If you want to undo deduplication, reply with:
#syz undup

Andrei Vagin

unread,
Nov 15, 2023, 10:21:23 PM11/15/23
to syzbot, Peter Xu, Muhammad Usama Anjum, linux-...@vger.kernel.org, linux-...@vger.kernel.org, syzkall...@googlegroups.com
Cc: Peter and Muhammad

Peter Xu

unread,
Nov 15, 2023, 10:21:32 PM11/15/23
to Andrei Vagin, syzbot, Muhammad Usama Anjum, linux-...@vger.kernel.org, linux-...@vger.kernel.org, syzkall...@googlegroups.com
Hi, Andrei, Muhammad,

I had a look (as it triggered the guard I added before..), and I think I
know what happened. So far I think it's a question to the new ioctl()
interface, which I'd like to double check with you all. See below.

On Wed, Nov 15, 2023 at 01:07:18PM -0800, Andrei Vagin wrote:
> Cc: Peter and Muhammad
>
> On Wed, Nov 15, 2023 at 6:41 AM syzbot
> <syzbot+e94c5a...@syzkaller.appspotmail.com> wrote:
> >
> > Hello,
> >
> > syzbot found the following issue on:
> >
> > HEAD commit: c42d9eeef8e5 Merge tag 'hardening-v6.7-rc2' of git://git.k..
> > git tree: upstream
> > console+strace: https://syzkaller.appspot.com/x/log.txt?x=13626650e80000
> > kernel config: https://syzkaller.appspot.com/x/.config?x=84217b7fc4acdc59
> > dashboard link: https://syzkaller.appspot.com/bug?extid=e94c5aaf7890901ebf9b
> > compiler: gcc (Debian 12.2.0-14) 12.2.0, GNU ld (GNU Binutils for Debian) 2.40
> > syz repro: https://syzkaller.appspot.com/x/repro.syz?x=15d73be0e80000
> > C reproducer: https://syzkaller.appspot.com/x/repro.c?x=13670da8e80000
> >
> > Downloadable assets:
> > disk image: https://storage.googleapis.com/syzbot-assets/a595d90eb9af/disk-c42d9eee.raw.xz
> > vmlinux: https://storage.googleapis.com/syzbot-assets/c1e726fedb94/vmlinux-c42d9eee.xz
> > kernel image: https://storage.googleapis.com/syzbot-assets/cb43ae262d09/bzImage-c42d9eee.xz
> >
> > IMPORTANT: if you fix the issue, please add the following tag to the commit:
> > Reported-by: syzbot+e94c5a...@syzkaller.appspotmail.com
> >
> > ------------[ cut here ]------------
> > WARNING: CPU: 1 PID: 5071 at arch/x86/include/asm/pgtable.h:403 pte_uffd_wp arch/x86/include/asm/pgtable.h:403 [inline]
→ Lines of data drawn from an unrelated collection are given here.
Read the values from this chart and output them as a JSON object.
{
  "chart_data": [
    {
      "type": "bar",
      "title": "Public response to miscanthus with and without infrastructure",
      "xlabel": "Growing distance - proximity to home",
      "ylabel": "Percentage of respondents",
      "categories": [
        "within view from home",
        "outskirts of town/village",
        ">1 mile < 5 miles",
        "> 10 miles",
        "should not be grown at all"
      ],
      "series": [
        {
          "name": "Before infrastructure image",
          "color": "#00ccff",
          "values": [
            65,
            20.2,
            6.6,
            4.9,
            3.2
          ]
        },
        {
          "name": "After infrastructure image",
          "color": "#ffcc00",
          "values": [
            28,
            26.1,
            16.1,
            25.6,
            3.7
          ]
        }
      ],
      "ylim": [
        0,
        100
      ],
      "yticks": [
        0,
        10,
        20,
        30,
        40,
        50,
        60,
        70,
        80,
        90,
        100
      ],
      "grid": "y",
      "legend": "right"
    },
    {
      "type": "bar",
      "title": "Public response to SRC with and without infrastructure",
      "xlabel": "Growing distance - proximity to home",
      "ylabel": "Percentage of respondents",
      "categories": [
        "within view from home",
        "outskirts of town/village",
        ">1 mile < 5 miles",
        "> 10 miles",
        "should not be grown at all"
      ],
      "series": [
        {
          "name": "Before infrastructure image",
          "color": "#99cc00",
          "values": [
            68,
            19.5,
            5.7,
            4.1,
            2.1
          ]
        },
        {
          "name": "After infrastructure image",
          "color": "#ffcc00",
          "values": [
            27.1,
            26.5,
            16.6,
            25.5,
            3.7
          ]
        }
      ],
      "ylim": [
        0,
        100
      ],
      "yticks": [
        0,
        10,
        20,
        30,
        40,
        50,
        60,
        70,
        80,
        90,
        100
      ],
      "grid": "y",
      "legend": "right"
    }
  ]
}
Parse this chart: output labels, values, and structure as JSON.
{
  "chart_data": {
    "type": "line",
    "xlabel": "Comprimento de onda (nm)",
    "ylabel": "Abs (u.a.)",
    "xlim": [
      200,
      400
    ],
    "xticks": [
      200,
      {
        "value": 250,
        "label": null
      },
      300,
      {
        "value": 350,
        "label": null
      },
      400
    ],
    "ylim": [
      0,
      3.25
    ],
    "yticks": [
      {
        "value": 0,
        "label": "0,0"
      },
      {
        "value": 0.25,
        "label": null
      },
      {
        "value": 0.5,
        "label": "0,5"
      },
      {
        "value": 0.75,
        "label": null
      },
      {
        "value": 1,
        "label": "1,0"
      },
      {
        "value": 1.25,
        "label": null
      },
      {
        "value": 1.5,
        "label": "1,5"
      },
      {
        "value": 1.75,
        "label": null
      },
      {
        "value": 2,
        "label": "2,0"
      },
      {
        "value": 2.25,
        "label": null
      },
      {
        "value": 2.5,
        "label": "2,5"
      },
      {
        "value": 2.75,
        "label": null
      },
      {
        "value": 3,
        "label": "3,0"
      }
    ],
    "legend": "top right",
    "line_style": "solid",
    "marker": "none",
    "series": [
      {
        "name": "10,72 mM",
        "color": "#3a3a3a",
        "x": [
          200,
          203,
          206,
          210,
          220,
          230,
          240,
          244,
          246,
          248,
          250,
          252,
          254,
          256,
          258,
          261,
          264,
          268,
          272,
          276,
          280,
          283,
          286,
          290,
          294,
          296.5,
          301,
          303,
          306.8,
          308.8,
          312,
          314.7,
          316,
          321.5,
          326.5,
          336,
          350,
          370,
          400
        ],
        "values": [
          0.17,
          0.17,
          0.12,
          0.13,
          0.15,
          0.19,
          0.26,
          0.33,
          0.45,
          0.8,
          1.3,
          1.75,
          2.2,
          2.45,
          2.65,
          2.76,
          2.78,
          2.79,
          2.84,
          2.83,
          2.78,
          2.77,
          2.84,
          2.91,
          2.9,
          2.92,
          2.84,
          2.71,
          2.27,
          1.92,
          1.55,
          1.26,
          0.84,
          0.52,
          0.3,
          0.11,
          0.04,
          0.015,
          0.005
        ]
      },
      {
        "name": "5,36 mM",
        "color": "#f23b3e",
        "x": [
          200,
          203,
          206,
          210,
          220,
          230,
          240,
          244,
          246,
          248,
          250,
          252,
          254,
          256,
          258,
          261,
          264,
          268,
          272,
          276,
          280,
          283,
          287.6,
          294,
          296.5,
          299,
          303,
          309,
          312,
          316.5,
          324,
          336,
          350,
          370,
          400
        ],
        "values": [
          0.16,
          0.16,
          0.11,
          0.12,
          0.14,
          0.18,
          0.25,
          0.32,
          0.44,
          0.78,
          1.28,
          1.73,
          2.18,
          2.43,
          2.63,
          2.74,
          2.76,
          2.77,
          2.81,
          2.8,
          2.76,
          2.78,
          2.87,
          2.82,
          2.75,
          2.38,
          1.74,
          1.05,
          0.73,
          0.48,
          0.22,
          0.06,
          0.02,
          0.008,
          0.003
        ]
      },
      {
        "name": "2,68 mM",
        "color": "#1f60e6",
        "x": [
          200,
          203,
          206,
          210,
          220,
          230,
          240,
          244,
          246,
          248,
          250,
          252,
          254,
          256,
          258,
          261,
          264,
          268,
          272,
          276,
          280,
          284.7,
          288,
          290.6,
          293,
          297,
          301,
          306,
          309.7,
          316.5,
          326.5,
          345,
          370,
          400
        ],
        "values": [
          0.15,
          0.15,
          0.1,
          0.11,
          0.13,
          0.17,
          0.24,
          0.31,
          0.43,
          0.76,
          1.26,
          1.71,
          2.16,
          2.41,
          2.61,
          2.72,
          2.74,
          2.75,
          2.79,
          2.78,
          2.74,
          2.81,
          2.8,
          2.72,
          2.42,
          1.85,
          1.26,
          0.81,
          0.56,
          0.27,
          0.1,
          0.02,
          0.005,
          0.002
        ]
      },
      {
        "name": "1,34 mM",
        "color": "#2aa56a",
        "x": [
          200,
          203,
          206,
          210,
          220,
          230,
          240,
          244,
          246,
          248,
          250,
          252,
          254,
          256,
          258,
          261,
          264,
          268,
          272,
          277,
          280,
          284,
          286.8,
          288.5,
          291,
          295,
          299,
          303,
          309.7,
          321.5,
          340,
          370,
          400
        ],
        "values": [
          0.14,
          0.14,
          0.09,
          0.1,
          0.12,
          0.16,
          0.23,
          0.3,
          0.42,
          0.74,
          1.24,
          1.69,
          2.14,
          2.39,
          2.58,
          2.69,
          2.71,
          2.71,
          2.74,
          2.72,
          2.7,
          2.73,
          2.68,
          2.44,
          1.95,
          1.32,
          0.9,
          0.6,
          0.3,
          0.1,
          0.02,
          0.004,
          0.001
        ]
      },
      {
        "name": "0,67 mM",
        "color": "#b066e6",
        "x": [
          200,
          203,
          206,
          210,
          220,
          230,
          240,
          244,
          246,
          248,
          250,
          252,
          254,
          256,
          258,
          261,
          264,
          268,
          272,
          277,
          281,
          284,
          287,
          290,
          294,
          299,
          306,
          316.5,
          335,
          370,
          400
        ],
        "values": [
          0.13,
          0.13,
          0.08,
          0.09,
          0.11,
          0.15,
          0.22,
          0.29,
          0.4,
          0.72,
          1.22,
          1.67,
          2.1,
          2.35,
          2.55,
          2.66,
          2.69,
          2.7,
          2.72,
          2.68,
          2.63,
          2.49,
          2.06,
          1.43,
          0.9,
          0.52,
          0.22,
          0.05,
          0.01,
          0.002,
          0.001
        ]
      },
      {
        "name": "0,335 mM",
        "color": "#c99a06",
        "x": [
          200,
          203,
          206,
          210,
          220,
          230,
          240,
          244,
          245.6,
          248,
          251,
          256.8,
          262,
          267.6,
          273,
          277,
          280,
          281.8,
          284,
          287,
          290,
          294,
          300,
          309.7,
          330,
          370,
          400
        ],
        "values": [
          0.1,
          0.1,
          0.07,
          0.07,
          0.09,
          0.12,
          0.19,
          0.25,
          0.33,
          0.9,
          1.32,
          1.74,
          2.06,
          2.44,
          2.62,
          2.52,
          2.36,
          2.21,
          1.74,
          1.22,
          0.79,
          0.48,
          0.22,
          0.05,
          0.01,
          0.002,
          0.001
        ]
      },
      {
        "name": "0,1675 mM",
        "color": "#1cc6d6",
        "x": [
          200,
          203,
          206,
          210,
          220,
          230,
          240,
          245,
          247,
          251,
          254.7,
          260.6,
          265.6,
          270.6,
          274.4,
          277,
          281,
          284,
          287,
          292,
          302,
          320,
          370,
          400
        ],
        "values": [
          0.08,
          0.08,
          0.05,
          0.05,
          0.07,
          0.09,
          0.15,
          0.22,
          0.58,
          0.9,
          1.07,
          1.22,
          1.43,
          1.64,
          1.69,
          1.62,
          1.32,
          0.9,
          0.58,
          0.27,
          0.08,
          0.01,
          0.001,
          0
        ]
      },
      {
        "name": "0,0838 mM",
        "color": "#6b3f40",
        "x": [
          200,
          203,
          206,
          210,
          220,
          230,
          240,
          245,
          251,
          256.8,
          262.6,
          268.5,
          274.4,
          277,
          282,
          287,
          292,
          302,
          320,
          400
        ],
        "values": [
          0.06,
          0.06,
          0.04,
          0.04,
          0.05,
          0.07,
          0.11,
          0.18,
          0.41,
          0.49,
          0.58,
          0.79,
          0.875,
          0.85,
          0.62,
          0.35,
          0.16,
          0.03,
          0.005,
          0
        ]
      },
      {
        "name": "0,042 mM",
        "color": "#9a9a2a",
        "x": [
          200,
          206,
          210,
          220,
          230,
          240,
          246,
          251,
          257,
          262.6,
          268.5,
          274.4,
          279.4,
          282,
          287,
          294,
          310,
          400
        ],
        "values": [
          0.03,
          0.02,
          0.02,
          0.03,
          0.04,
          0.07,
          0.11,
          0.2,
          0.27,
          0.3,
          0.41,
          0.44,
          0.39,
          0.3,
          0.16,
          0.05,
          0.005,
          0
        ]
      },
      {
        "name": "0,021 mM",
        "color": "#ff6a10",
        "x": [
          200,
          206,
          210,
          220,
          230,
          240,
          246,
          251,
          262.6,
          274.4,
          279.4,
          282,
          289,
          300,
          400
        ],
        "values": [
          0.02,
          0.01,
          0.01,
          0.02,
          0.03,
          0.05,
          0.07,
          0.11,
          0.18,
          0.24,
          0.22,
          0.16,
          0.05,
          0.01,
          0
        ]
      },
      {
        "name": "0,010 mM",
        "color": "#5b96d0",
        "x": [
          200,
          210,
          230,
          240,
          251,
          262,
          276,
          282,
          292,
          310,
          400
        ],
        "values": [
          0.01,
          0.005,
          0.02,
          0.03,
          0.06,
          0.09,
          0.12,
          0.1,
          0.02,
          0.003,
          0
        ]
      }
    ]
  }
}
This is the guard I added to detect writable bit set even if uffd-wp bit is
not yet cleared. It means something obviously wrong happened.

Here afaict the wrong thing is ioctl(PAGEMAP_SCAN) allows applying uffd-wp
bit to VMA that is not even registered with userfault. Then what happened
is when the page is written, do_wp_page() will try to reuse the anonymous
page with the uffd-wp bit set, set W bit on top of it.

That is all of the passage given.